Several concerns were linked with blade vent implants, especially the difficulty in achieving an ideal gingival relationship to the crown when it is used to support a single crown. Another issue is the thin ridges in a manner that any bony destruction could result in implant loss. Fewer problems were found with blades used to support a denture base although stability was a problem with unilateral mandibular free‐end saddles.
The modern “screw” implant derives from the pioneering work of Stefano Tramonte in Italy and Per‐Ingvar Brånemark in Sweden, both of whom advocated the use of titanium for dental implants. The excellent physical properties and outstanding biocompatibility of titanium were the driving force for this application. In particular, Brånemark described the clinically observed close apposition and adherence of bone with titanium, which he termed osseointegration. Since then, a wide variety of “screw” or tooth root‐shaped endosseous implants have come into clinical use, and they have achieved remarkable clinical success such that they are now considered important components of the restorative dentistry armamentarium. However, the clinical success of dental implants requires good clinical technique, accurate placement, and careful patient selection with good bone quality.
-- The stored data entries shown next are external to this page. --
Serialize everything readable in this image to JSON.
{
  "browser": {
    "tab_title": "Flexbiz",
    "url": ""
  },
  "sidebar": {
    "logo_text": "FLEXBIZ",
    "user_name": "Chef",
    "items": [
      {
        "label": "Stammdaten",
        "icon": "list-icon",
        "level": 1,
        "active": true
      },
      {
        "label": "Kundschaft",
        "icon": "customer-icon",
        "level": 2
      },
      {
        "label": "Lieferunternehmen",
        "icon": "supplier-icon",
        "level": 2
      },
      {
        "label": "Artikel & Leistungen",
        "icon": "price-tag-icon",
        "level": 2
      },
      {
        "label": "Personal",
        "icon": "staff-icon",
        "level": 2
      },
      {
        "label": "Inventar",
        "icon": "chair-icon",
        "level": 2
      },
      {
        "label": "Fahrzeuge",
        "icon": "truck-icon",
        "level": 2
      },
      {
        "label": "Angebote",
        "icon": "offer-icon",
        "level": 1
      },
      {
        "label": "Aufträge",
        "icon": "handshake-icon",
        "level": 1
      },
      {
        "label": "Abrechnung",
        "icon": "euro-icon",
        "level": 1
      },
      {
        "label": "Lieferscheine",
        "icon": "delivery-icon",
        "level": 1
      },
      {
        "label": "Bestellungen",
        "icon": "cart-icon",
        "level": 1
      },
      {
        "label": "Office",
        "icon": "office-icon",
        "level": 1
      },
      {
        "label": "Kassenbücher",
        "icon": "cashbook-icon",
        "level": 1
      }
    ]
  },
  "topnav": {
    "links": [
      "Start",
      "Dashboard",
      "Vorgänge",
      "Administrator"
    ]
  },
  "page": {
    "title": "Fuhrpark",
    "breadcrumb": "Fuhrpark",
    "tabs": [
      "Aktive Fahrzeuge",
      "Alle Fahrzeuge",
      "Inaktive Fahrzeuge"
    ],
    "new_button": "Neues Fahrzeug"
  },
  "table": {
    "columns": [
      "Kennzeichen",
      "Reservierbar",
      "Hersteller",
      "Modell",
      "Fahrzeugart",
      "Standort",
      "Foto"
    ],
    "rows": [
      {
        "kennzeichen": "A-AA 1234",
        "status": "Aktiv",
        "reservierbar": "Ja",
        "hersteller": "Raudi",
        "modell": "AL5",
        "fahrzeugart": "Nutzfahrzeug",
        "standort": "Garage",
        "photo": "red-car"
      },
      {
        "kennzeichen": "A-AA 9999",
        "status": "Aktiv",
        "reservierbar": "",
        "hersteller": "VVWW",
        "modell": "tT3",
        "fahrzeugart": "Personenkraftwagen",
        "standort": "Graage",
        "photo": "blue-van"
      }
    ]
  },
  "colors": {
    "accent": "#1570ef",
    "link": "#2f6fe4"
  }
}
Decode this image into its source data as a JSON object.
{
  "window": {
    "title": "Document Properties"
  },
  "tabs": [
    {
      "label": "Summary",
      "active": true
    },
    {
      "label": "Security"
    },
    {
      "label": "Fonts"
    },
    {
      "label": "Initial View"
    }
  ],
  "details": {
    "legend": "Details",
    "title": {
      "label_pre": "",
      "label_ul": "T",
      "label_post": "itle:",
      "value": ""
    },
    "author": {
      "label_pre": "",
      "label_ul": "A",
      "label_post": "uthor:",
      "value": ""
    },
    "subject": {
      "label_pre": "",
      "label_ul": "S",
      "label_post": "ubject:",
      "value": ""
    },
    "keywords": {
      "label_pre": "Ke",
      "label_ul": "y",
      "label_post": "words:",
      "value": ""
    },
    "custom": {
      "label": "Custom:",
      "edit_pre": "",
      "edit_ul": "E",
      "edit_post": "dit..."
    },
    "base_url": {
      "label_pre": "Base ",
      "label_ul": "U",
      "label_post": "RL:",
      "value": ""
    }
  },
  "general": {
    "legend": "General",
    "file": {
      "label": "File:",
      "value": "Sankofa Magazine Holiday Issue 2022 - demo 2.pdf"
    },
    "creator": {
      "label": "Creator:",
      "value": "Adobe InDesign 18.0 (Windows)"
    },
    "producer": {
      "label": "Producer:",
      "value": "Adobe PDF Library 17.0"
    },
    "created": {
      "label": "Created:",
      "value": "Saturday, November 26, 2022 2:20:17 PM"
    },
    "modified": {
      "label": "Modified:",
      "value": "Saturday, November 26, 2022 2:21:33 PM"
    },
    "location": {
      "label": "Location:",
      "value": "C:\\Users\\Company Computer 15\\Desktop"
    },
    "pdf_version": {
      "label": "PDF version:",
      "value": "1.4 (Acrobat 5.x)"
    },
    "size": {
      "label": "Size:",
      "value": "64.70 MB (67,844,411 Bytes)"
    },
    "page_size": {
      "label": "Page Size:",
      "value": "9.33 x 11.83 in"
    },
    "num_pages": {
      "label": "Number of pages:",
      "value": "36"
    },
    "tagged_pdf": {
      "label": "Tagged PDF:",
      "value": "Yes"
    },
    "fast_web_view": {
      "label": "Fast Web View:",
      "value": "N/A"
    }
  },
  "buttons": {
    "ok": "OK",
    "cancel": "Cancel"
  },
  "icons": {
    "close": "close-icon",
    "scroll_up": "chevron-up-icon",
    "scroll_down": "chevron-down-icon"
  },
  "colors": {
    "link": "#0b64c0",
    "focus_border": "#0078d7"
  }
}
The efficacy and rate of osseointegration of bone and implant have been enhanced by techniques such as designing the implant with a screw profile, providing a micro‐texture to the implant surface as well as coating the surface with hydroxyapatite (HA). More recently, a novel approach to dental implantology has been to coat the implant surface with a nanometer‐thick layer of protein containing a bisphosphonate drug. Animal studies indicate that the bone surrounding the implant becomes denser and stronger, ensuring a more durable implant‐tissue interface.
Dental implants have existed from the very early 1900s until the present time. Numerous successes and failures of implantation occurred, but as modifications and innovations continue to develop together with the skills and knowledge of the dental professionals, the success rate of implantations rises. The modern dental implant has become one of the best alternatives for replacing missing teeth and as a support to a crown, bridges, and other prostheses.